In 1977, Martin fell in love with the Caribbean Island of Montserrat, and in 1979, AIR Montserrat become the ultimate out of the way recording facility. For more than a decade, the island paradise was host to the most famous names in rock, from Elton John to Duran Duran, The Rolling Stones and Lou Reed. Albums recorded on the island include Dire Straits' Brothers in Arms, two LPs from The Police (Synchronicity and Ghost in the Machine), and Sting's Nothing Like the Sun, as well as Elton John's "I'm Still Standing" and "I Guess That's Why They Call it the Blues." In all, 76 LPs were recorded on Montserrat.

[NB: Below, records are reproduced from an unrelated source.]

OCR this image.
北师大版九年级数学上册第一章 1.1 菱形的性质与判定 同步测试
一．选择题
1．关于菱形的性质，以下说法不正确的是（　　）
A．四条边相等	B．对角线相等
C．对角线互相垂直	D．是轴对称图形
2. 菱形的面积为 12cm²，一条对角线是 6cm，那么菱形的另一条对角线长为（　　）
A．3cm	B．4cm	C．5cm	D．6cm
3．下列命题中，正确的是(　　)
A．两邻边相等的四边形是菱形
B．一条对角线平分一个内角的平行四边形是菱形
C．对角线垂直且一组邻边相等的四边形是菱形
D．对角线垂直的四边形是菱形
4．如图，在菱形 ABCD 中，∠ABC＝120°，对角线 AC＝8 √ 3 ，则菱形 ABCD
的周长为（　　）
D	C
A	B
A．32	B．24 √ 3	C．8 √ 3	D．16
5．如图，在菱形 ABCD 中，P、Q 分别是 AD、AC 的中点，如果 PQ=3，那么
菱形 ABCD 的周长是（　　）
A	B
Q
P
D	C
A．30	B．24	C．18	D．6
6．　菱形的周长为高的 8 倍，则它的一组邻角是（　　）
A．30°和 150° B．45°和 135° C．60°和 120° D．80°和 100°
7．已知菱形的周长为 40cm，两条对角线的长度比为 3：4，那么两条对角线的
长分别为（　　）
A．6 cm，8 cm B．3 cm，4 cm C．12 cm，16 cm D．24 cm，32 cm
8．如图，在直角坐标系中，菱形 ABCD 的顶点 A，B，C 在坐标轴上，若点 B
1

In the music video for "Every Little Thing She does is Magic," Sting dances across the soundboard in the editing room at AIR. During the recording of The Rolling Stones 1989 album "Steel Wheels," after taking up residence with the band at AIR, Keith Richards said, "If you've got everybody on a little island with nowhere to go, and you're actually living almost in the studio, then…you get a lot more done, quicker." Their comeback LP would be one of the last to be recorded at AIR in Montserrat. 

Battered by Hurricane Hugo in 1989, 90% of its structures damaged or destroyed, the island’s recovery would be halted when in 1995, Montserrat became a Caribbean Pompeii as the Soufrière Hills volcano, of Jimmy Buffet fame, erupted. The capital was buried in more than 36 feet of mud while the rest of the island was mostly wiped out except for a small unaffected area on the northern tip.



Under a thin layer of earth, Montserrat is still burning underneath. Only a few thousand residents remain, rebuilding life on the northern tip, forbidden to visit their former homes in the restricted southern exclusion zone. Located right on the border of this exclusion zone, partially covered with ash and hardened mud, engulfed in tropical overgrowth, is the ruins of AIR.

Today the building which once housed AIR is a mere shell of its former self, though for many Montserratians, it remains a symbol for what their nation used to be. "I didn’t realize how important these people were until I was older," said Montserratian Veta Wade, whose parents sent her to the United Kingdom when the volcano began erupting. "I mean, I went to primary school with Eric Clapton’s daughter."




[It’s through such stories that maybe we better understand the frailty of human accomplishment, but the incredible perseverance of our hearts. With this in mind, our hearts go out to the people of Puerto Rico and the Caribbean islands in their most recent struggles with nature.]